There are currently 26 ads on Craigslist with the phone number 312-600-7356. All of those ads are for luxury condos with identified addresses. All of the ads I sampled contained a statement that “We are licensed Illinois Realtors…”

That ought to be enough to make you comfortable in picking up the phone and calling, right? Wrong.

Your first and biggest warning flag should be that there’s no name in the ad despite the Illinois Real Estate License Act prohibition against blind ads by real estate licensees.

If you conduct a web search for the phone number you’ll find ads that associate one “Vanessa Orozco” with the number.

If you search the IDFPR database of state-licensed real estate agents and the MRED database of local Realtors, you won’t find anyone named Vanessa Orozco.

I called the phone number and the answering message did not identify the firm or person associated with the number, but assured me that an agent would call me back within 30 minutes. I left a voice message inquiring about one of the advertised properties.

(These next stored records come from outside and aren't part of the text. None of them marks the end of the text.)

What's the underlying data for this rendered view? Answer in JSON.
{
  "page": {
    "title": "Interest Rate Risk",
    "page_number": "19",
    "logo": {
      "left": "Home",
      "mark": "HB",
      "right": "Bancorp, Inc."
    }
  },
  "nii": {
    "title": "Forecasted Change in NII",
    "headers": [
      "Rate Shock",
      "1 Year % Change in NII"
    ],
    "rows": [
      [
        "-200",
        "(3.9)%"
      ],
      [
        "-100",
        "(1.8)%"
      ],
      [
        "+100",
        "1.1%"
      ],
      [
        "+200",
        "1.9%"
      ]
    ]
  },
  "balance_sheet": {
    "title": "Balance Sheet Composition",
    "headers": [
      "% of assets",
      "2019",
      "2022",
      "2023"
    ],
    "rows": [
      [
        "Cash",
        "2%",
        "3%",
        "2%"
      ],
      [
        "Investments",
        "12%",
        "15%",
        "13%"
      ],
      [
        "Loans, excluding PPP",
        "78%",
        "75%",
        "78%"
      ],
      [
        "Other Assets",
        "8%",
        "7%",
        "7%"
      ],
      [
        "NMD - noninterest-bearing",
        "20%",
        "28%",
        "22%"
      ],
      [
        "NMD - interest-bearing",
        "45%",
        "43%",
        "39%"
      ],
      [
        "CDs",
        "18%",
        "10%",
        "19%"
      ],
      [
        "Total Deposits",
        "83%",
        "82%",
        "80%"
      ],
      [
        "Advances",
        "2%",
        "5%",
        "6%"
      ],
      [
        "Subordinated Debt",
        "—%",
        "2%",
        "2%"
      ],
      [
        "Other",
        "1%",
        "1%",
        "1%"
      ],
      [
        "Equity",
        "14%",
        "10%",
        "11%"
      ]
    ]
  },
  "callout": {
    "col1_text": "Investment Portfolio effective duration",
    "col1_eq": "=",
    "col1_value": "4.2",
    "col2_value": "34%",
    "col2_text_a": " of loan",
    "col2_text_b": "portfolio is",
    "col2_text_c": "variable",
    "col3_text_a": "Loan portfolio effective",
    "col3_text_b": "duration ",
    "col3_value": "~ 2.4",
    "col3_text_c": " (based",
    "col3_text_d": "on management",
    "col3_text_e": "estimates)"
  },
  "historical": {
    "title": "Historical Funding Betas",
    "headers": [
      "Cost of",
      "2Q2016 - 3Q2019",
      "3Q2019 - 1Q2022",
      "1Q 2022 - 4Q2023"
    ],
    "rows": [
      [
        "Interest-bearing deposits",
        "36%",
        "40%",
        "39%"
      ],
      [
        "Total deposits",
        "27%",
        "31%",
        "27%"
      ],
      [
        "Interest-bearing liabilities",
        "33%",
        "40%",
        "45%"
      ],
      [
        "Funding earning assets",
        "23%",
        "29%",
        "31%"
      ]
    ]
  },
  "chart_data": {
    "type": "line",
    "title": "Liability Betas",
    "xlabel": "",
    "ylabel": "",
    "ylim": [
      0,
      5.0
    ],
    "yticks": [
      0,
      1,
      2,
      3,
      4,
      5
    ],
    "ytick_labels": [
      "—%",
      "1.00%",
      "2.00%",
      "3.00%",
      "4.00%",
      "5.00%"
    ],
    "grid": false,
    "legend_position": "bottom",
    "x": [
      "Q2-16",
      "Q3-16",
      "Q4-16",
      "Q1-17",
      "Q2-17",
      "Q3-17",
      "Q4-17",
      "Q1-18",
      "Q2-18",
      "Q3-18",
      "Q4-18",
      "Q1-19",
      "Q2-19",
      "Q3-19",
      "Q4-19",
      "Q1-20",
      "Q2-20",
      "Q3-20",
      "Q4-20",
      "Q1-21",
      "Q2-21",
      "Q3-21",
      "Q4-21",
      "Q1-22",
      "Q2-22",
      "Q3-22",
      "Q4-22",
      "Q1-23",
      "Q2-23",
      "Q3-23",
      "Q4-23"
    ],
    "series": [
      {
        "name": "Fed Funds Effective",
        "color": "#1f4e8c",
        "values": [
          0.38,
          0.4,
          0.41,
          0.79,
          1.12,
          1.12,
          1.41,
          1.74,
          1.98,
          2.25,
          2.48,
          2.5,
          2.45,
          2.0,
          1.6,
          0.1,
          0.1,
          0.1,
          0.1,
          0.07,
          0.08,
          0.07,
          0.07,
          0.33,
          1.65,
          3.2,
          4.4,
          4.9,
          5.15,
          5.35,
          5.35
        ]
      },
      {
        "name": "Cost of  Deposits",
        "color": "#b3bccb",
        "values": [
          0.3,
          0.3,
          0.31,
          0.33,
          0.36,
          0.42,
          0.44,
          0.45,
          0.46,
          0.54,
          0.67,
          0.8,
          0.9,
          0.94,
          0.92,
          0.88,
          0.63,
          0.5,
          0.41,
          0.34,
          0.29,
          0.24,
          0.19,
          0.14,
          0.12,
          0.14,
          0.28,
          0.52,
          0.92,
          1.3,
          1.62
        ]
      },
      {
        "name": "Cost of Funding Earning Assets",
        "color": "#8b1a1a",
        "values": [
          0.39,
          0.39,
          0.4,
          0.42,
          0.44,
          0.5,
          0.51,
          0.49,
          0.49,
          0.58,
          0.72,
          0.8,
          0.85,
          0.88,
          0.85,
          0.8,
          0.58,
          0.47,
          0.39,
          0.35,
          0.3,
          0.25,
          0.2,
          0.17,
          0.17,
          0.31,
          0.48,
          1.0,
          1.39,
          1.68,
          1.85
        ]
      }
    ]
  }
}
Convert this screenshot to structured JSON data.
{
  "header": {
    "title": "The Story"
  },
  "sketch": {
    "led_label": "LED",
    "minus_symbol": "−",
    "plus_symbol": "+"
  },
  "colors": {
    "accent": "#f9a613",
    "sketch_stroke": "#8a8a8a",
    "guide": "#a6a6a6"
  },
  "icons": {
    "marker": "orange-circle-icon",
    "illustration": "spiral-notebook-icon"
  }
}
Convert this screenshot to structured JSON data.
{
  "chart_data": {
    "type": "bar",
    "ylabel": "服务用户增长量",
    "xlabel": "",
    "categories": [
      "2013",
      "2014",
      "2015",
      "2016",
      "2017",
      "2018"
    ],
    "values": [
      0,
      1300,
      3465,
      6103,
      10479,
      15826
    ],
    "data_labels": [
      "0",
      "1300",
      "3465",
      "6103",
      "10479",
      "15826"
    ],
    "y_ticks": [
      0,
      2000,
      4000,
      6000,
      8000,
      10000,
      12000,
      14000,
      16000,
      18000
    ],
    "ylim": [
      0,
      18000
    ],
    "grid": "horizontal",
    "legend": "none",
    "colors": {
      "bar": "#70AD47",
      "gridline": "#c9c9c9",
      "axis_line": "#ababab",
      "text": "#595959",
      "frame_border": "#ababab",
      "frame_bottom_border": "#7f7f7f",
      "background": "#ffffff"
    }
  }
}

Nearly an hour has passed and there’s been no return call.

It’s trivially easy to find every rental high-rise in Chicago’s South Loop to Lakeview lakefront neighborhoods, and just as easy to identify local brand-name major real estate brokerage firms.

Given the number of abusively-repetitive bait-and-switch ads from Chicago rental services and from outright scammers, I think you’d have to be brain dead to search for a luxury apartment on Craigslist.

Can anyone make a reasoned argument for using Craigslist?